One mo’: The hair jig

> “The $100,000 fish came on a hair jig. I didn’t catch a fish on it all week — I threw it off and on, just to try something different, trying to manage these places….

> “The last day I picked it up and caught the big fish on it, the 7-04. I’d been fishing that place for over an hour — I pounded it, throwing all these different baits…picked up that hair jig and the first cast I caught that 7-04.

> “A friend of mine named David Allen made 6-7 of them for me just to have for the TN River. They’re 5/8-oz, made in his garage. I was just throwing something different at ’em.”

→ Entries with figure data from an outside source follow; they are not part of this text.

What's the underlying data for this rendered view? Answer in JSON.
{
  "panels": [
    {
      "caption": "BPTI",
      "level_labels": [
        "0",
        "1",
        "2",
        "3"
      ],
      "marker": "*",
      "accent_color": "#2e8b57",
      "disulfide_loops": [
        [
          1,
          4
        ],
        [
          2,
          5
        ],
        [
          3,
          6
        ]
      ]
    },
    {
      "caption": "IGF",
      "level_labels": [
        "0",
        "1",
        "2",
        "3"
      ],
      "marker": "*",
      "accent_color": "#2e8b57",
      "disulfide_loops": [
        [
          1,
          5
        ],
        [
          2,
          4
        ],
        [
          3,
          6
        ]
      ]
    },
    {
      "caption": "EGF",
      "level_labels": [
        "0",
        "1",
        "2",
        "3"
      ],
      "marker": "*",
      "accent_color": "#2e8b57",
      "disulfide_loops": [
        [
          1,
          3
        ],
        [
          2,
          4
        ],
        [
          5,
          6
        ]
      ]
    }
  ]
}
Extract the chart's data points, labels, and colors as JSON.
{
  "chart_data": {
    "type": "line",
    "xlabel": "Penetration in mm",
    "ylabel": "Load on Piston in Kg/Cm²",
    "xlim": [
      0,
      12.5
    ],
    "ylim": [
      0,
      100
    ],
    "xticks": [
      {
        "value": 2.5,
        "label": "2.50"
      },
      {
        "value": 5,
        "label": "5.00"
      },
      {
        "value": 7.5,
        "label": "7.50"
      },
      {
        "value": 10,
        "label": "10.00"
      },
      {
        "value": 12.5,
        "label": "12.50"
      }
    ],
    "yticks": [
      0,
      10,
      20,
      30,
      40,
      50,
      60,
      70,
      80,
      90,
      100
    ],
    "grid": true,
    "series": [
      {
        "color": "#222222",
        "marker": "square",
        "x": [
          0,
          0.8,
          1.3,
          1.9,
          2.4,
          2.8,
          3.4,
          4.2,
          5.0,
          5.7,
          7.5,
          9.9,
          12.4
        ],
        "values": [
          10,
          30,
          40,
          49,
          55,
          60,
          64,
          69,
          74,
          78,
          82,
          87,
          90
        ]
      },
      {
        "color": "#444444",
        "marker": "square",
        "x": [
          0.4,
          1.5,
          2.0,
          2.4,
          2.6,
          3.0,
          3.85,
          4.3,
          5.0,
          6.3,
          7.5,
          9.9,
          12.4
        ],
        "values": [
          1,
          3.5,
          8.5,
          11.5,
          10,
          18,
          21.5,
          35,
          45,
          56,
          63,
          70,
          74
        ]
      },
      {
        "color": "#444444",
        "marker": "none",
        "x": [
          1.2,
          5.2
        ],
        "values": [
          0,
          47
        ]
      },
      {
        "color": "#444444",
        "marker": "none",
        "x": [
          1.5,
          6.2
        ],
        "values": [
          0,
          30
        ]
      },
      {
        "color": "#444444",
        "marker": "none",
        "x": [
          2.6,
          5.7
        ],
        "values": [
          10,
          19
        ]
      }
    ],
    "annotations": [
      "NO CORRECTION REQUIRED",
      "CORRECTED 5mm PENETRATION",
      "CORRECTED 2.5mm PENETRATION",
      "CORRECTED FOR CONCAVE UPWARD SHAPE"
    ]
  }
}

> 7′ MH Abu Fantasista Premier Rod, Abu Revo AL-F (8:1), 12-lb Berkley Trilene 100% Fluoro.

12-lb line??

> “With a hair jig, TN River fishing, seems like I’ve gotten more bites on lighter line…the way it falls. Most times they hit that bait on the fall, and that lighter line seems to trigger more bites.

> “I just had it rigged up. When you hook a big one on 12-lb line it’s a little nerve-wracking, but it held up.”

More

> “Sometimes fish would be 15-20′ from the brush…just hanging around it. They wouldn’t always be dead in the heart of it, just kind of around it.”

Bonus Q

Is your goal to win one of every tournament and format there is?

> “I don’t know if I’ve won ’em all. I won there last year at Kissimmee, so I guess there’s something special down there in those waters. I don’t know.

> “…going to a 3-lb minimum, that was pretty awesome. I’ve never been in a tournament where there’s been a 3-lb minimum. So you had to be on the right caliber of fish just to weigh in a fish. I just happened to be on the right stuff. It just was pretty much a perfect week.”